# Applied Data Science Capstone Course #
## Week 3 Assignment: Segmenting and Clustering Neighbourhoods in Toronto, Canada ##

### Imports ###

In [1]:
import numpy as np
import pandas as pd
import matplotlib as plt
%matplotlib inline
import geopy
import folium
import requests

### Neighbourhood data ###

First, read the postal codes and neighbourhood data from the Wikipedia page

In [2]:
postcodes_url = "https://en.wikipedia.org/wiki/List_of_postal_codes_of_Canada:_M"
df_postcodes = pd.read_html(postcodes_url)[0]
df_postcodes.head()

Unnamed: 0,Postcode,Borough,Neighbourhood
0,M1A,Not assigned,Not assigned
1,M2A,Not assigned,Not assigned
2,M3A,North York,Parkwoods
3,M4A,North York,Victoria Village
4,M5A,Downtown Toronto,Harbourfront


#### Data cleaning ####

Drop entries without a borough

In [3]:
df_clean_borough = df_postcodes[df_postcodes['Borough'] != "Not assigned"]
df_clean_borough.head()

Unnamed: 0,Postcode,Borough,Neighbourhood
2,M3A,North York,Parkwoods
3,M4A,North York,Victoria Village
4,M5A,Downtown Toronto,Harbourfront
5,M6A,North York,Lawrence Heights
6,M6A,North York,Lawrence Manor


Combine the neighbourhoods in the same postal code such that the dataframe rows are each for a unique postal code.

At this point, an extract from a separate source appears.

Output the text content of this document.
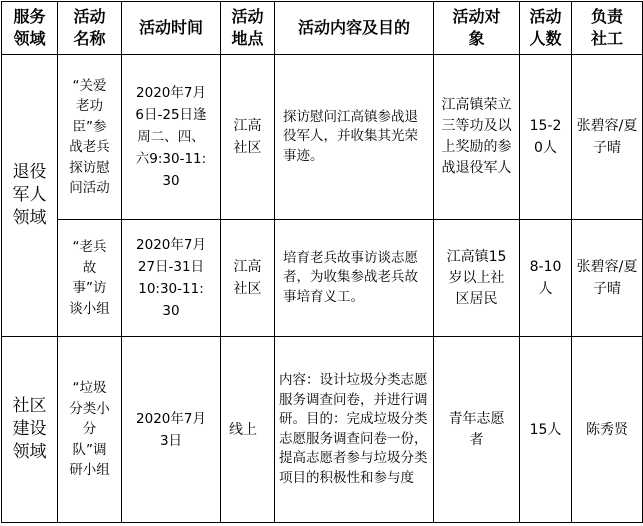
服务领域	活动名称	活动时间	活动地点	活动内容及目的	活动对象	活动人数	负责社工
退役军人领域	“关爱老功臣”参战老兵探访慰问活动	2020年7月6日-25日逢周二、四、六9:30-11:30	江高社区	探访慰问江高镇参战退役军人，并收集其光荣事迹。	江高镇荣立三等功及以上奖励的参战退役军人	15-20人	张碧容/夏子晴
	“老兵故事”访谈小组	2020年7月27日-31日10:30-11:30	江高社区	培育老兵故事访谈志愿者，为收集参战老兵故事培育义工。	江高镇15岁以上社区居民	8-10人	张碧容/夏子晴
社区建设领域	“垃圾分类小分队”调研小组	2020年7月3日	线上	内容：设计垃圾分类志愿服务调查问卷，并进行调研。目的：完成垃圾分类志愿服务调查问卷一份，提高志愿者参与垃圾分类项目的积极性和参与度	青年志愿者	15人	陈秀贤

If a postal code has a borough but not a neighbourhood, use the borough name as the neighbourhood. While we can assume that there are no duplicate entries of postcode/neighbourhood combinations, the code below will screen out duplicates by way of the `unique` function in Pandas.

In [4]:
# Find the unique postcodes
unique_postcodes = df_clean_borough['Postcode'].unique()
unique_postcodes

# Intialize a new dataframe with the unique postcodes
df_combneigh = pd.DataFrame(columns=df_clean_borough.columns)
df_combneigh['Postcode'] = unique_postcodes

# Iterate over each unique postcode, and fill in the borough and neighbourhood list string
for index, row in df_combneigh.iterrows():
    
    # For borough, just pick the first instance
    borough = df_clean_borough[df_clean_borough['Postcode'] == row['Postcode']]['Borough'].to_list()[0]
    df_combneigh.at[index, 'Borough'] = borough
    
    # Now construct the neighbourhood string for each postal code
    neighlist = df_clean_borough[df_clean_borough['Postcode'] == row['Postcode']]['Neighbourhood'].unique()
    neighstr = ', '.join(neighlist)
    neighstr = neighstr.replace('Not assigned', borough)
    df_combneigh.at[index, 'Neighbourhood'] = neighstr

df_combneigh

Unnamed: 0,Postcode,Borough,Neighbourhood
0,M3A,North York,Parkwoods
1,M4A,North York,Victoria Village
2,M5A,Downtown Toronto,Harbourfront
3,M6A,North York,"Lawrence Heights, Lawrence Manor"
4,M7A,Downtown Toronto,Queen's Park
...,...,...,...
98,M8X,Etobicoke,"The Kingsway, Montgomery Road, Old Mill North"
99,M4Y,Downtown Toronto,Church and Wellesley
100,M7Y,East Toronto,Business Reply Mail Processing Centre 969 Eastern
101,M8Y,Etobicoke,"Humber Bay, King's Mill Park, Kingsway Park So..."


In [5]:
print("Shape of the dataframe:", df_combneigh.shape)

Shape of the dataframe: (103, 3)